Buscó el móvil y marcó el número de la casa del Yugoslavo. La voz del hombre parecía de ultratumba, pastosa, con la ira del que ha sido despertado de un profundo sueño.
– Mañana no podremos vernos -afirmó Raymond sin más preámbulo.
– Pero ¿quién narices es usted? ¿Qué dice? -gritó el Yugoslavo.Teníamos que vernos mañana en el Crillon, pero no podrá ser. Tengo que viajar a Nueva York, le llamaré cuando regrese.
– ¿Qué está diciendo? ¡Eso es imposible! Tenemos que vernos mañana si quiere que la operación salga adelante. ¿A qué juega? Oiga, no es momento de bajarse del barco. -El Yugoslavo estaba más enfadado porque le hubieran despertado que por el cambio de planes.
– Tengo que irme de viaje, ya se lo he dicho, mi esposa ha muerto -se excusó Raymond, en tono lastimero.
– A mi jefe no le gustará…
– Me da igual lo que le guste a su jefe. Él también tiene esposa, de manera que entenderá mi situación.
– ¿Cuándo regresará?
– No lo sé, en tres o cuatro días como mucho; vaya trabajando en lo que estaba previsto. En realidad conmigo sólo tiene que ajustar detalles.
– Con usted tengo que ajustar el pago -matizó el Yugoslavo- y ése no es un detalle menor.
– Puede esperar unos días; en realidad tardará en servir la mercancía, de manera que no se va a producir ningún retraso. -Nosotros cobramos por adelantado.
– Cobrará hasta el último dólar, se lo aseguro.
– No le quepa la menor duda de que será así. Si no despídase de su castillo y de todo lo que aprecie.
– ¡No me amenace!
– ¡Ah, olvidaba que estoy hablando con todo un conde! ¡Váyase a la mierda y sepa que detendré la operación hasta que cumpla con su parte! ¡Nosotros no trabajamos gratis ni damos crédito, ni a usted ni a nadie!

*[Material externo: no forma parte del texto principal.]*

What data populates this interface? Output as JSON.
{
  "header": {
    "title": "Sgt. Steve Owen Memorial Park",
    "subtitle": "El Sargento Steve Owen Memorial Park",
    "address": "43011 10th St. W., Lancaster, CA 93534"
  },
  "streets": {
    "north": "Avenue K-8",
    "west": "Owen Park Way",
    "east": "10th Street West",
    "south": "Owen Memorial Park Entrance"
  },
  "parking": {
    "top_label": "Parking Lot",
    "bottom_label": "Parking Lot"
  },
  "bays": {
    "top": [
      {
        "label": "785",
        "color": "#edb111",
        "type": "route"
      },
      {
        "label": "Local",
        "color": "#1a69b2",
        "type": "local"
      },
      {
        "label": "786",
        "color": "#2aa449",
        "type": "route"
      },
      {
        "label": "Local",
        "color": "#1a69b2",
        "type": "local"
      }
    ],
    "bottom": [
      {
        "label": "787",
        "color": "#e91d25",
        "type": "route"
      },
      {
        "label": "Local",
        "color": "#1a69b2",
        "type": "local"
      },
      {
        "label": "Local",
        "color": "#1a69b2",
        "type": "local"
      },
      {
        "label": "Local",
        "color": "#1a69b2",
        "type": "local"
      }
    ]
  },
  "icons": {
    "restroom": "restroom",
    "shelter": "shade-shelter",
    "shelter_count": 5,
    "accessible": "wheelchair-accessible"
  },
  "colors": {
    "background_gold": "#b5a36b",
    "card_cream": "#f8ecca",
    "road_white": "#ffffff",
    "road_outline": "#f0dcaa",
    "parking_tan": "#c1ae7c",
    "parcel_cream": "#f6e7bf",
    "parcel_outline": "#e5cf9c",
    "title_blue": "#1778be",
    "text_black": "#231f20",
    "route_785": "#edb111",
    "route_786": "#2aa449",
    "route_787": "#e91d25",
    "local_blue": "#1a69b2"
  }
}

– Le llamaré a mi regreso.
Raymond cortó la comunicación; se sentía agotado de la discusión con aquel hombre. Después volvió a marcar un número, el del castillo d'Amis.
El mayordomo no tardó en descolgar el teléfono, ya que tenía el aparato en la misma mesilla junto a la cama.
– Castillo d'Amis.
– Buenas noches o buenos días, Edward.
– Buenas noches, señor. ¿Qué sucede? -preguntó alarmado.
– Nada, nada, Edward, no te preocupes, sólo que tengo que marcharme de viaje por un imprevisto. Salgo para Nueva York en el primer avión en que encuentre plaza. Estaré unos días fuera, no sé cuántos, cuatro, cinco, lo más una semana. Hazte cargo de todo.
– Desde luego, señor conde. ¿Dónde le localizo en caso de tener que comunicarme con usted? -quiso saber el eficiente mayordomo.
– Me alojaré en el Plaza como siempre, pero me puedes localizar a través del móvil; será lo mejor, pero yo llamaré, no te preocupes. Es de esperar que en estos días que voy a estar fuera no suceda nada. Hasta dentro de dos semanas no tendremos invitados en el castillo, de manera que en principio no debes preocuparte de nada.
– Estoy a su disposición como siempre, señor conde.
– Bien, ya te llamaré, Edward.
– Que descanse, señor.
– Gracias, buenas noches.
Cuando colgó el teléfono se dijo que al menos podía estar tranquilo respecto a Edward. El mayordomo se las bastaba para dirigir el castillo en su ausencia. Se volvió a servir otra copa de calvados y cogió el teléfono que estaba junto al mueble bar para pedir a la recepción del hotel que le reservaran un billete en primera clase para el primer avión con destino a Nueva York.
Luego decidió llamar al Facilitador y buscó de nuevo el móvil; en ese preciso instante se dio cuenta de que había utilizado el teléfono más tiempo del permitido si no quería que las llamadas fueran rastreadas. Había hablado más de la cuenta con el Yugoslavo y luego había llamado al castillo. Sintió un sudor frío recorriéndole la espalda. ¿Qué había hecho? Era improbable que nadie le siguiera, o que sospecharan de él, pero el Facilitador siempre se había mostrado muy rígido respecto a adoptar medidas de seguridad extremas y él acababa de saltarse algunas de las más elementales.